11:40 <_whitenotifier> [scopehal] azonenberg 78c1e0e - DeEmbedFilter: Now using clFFT when possible instead of FFTS. 2x speedup vs baseline, but lots of time wasted copying data back and forth since de-embed loop is CPU-side.

11:51 pd0wm has left #scopehal [#scopehal]

13:00 juli966 has quit [Quit: Nettalk6 - www.ntalk.de]

15:22 <_whitenotifier> [scopehal] miek opened pull request #389: AgilentOscilloscope: support Nth edge burst trigger - https://git.io/JL2ii

15:22 electronic_eel has quit [Ping timeout: 246 seconds]

15:23 electronic_eel has joined #scopehal

15:30 electronic_eel has quit [Ping timeout: 260 seconds]

15:31 electronic_eel has joined #scopehal

15:32 <d1b2> <atx> https://www.eevblog.com/forum/testgear/rigol-ds1000z-firmware-patch-plugins/msg1467137/#msg1467137

15:32 <d1b2> <atx> If only I had infinite free time...

15:55 maartenBE has quit [Ping timeout: 246 seconds]

15:58 maartenBE has joined #scopehal

16:05 <d1b2> <atx> https://www.eevblog.com/forum/testgear/rigol-ds1000z-firmware-patch-plugins/msg1472194/#msg1472194

16:05 <d1b2> <atx> > reading one parameter word (basically accessible and for direct access to memory) requires a dozen calls, including calling the module via a text name with a table search.
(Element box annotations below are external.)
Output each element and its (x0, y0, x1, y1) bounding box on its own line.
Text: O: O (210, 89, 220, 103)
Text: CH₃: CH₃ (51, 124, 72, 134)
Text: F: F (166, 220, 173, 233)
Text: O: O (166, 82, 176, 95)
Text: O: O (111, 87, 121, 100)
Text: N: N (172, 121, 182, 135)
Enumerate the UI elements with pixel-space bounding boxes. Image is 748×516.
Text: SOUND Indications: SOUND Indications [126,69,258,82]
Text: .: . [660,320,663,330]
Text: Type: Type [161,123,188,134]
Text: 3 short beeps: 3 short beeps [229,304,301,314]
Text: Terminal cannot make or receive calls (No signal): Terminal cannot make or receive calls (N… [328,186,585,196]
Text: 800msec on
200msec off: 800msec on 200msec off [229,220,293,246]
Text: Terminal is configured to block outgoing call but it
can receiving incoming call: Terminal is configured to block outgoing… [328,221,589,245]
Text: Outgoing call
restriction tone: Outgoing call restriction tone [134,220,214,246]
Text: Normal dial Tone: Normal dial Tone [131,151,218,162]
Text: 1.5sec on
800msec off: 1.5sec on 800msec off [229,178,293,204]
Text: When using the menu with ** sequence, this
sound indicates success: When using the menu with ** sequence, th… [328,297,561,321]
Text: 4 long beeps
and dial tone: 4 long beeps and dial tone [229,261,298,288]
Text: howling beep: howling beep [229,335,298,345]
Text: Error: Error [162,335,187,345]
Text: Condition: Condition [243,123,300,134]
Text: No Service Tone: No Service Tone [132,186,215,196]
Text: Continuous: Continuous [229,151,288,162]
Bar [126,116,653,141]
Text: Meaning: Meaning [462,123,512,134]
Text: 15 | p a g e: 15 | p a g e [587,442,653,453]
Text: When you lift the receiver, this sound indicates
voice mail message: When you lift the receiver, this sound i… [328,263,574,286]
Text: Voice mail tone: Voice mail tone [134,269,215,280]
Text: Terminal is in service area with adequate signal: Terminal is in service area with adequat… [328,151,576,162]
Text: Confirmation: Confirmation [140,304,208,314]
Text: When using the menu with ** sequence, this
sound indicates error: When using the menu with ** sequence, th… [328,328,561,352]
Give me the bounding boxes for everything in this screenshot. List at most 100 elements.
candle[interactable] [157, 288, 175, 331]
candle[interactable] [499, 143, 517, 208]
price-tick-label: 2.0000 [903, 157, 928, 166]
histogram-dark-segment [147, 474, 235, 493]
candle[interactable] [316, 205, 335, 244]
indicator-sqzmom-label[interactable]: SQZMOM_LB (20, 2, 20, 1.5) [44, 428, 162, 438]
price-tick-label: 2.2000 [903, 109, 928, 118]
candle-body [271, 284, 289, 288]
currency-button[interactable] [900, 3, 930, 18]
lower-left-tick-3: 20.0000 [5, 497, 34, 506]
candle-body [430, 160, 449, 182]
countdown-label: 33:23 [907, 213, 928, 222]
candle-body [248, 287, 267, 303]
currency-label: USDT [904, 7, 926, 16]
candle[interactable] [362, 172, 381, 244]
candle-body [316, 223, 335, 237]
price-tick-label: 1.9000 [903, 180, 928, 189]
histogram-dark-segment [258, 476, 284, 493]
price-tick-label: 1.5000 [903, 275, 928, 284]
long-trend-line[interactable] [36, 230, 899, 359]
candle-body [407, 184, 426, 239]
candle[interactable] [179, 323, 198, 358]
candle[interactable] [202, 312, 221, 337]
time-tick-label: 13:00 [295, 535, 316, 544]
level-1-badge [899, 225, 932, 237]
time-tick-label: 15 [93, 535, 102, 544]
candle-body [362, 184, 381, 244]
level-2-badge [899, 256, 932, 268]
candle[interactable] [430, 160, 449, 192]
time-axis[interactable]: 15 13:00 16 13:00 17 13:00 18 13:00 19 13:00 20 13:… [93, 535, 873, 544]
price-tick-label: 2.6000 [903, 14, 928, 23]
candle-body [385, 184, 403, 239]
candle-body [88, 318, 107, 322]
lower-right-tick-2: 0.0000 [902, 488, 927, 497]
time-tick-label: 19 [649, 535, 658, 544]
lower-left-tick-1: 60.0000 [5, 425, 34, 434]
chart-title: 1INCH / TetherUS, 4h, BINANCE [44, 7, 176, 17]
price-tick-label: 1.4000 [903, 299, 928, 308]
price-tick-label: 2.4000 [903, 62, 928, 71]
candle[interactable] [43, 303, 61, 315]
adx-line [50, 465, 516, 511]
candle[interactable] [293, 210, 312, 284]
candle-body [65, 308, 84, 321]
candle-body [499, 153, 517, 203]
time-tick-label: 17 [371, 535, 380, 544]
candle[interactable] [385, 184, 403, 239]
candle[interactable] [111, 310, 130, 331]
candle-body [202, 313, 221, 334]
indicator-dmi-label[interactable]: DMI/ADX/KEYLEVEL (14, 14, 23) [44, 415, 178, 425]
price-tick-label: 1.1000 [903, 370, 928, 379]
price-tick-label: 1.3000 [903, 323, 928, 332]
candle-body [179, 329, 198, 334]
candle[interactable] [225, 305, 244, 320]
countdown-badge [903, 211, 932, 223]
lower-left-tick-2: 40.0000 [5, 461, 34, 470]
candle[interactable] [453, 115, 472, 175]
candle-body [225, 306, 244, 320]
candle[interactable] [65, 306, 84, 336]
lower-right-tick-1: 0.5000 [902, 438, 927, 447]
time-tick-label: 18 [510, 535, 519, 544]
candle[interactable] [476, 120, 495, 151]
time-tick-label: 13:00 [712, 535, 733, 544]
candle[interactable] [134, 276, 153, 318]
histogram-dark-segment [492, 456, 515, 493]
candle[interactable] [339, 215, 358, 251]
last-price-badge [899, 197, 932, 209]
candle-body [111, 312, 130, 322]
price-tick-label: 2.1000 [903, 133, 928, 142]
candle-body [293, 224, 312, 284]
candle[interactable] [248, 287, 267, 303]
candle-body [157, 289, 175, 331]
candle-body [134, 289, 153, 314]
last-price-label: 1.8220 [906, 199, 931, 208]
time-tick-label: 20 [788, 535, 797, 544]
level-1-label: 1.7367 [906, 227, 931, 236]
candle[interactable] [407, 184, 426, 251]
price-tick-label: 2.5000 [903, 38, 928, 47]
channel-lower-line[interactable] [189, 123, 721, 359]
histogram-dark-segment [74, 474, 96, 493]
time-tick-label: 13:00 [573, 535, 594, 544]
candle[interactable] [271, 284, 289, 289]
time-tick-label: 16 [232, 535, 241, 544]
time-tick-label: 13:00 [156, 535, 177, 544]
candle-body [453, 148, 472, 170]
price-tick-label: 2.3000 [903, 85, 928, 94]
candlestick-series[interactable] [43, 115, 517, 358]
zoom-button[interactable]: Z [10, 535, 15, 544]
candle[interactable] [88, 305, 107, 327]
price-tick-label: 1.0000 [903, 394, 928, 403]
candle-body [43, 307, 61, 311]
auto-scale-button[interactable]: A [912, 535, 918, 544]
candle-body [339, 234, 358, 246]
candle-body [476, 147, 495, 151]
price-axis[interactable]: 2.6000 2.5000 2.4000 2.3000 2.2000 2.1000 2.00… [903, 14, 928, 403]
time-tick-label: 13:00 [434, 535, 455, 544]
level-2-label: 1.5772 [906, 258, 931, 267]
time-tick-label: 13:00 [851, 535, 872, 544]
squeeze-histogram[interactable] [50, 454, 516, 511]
16:07 <d1b2> <atx> In general, the thread contains some insights into the SCPI processing on the Rigols

16:09 <monochroma> sounded like my theory might be correct as well, that the CPU (and thus the ethernet interface) might not have fast/full access to the waveform memory

16:10 <d1b2> <atx> Indeed, the waveform buffer likely lives in the FPGA

16:10 <d1b2> <atx> And it's unlikely that it double buffers, hence the requirement for entering stop mode before read out

16:11 <d1b2> <atx> > The specified subroutine searches for the desired module (by direct search through the table via strcmp!!!), creates a special block of query, puts it in the queue for processing and and falls asleep.

16:12 <d1b2> <atx> This just does not spark joy

16:32 <d1b2> <atx> aaand I got buffer overflow

18:59 juli966 has joined #scopehal

22:19 <lain> XD

23:31 <d1b2> <theorbtwo> IIRC from my disassembly of that stuff, ages ago, the FPGA actually DMAs the drawn waveform to an area of memory that the CPU composites in to the framebuffer directly. (Or, possibly, the FPGA is memory-mapped there.)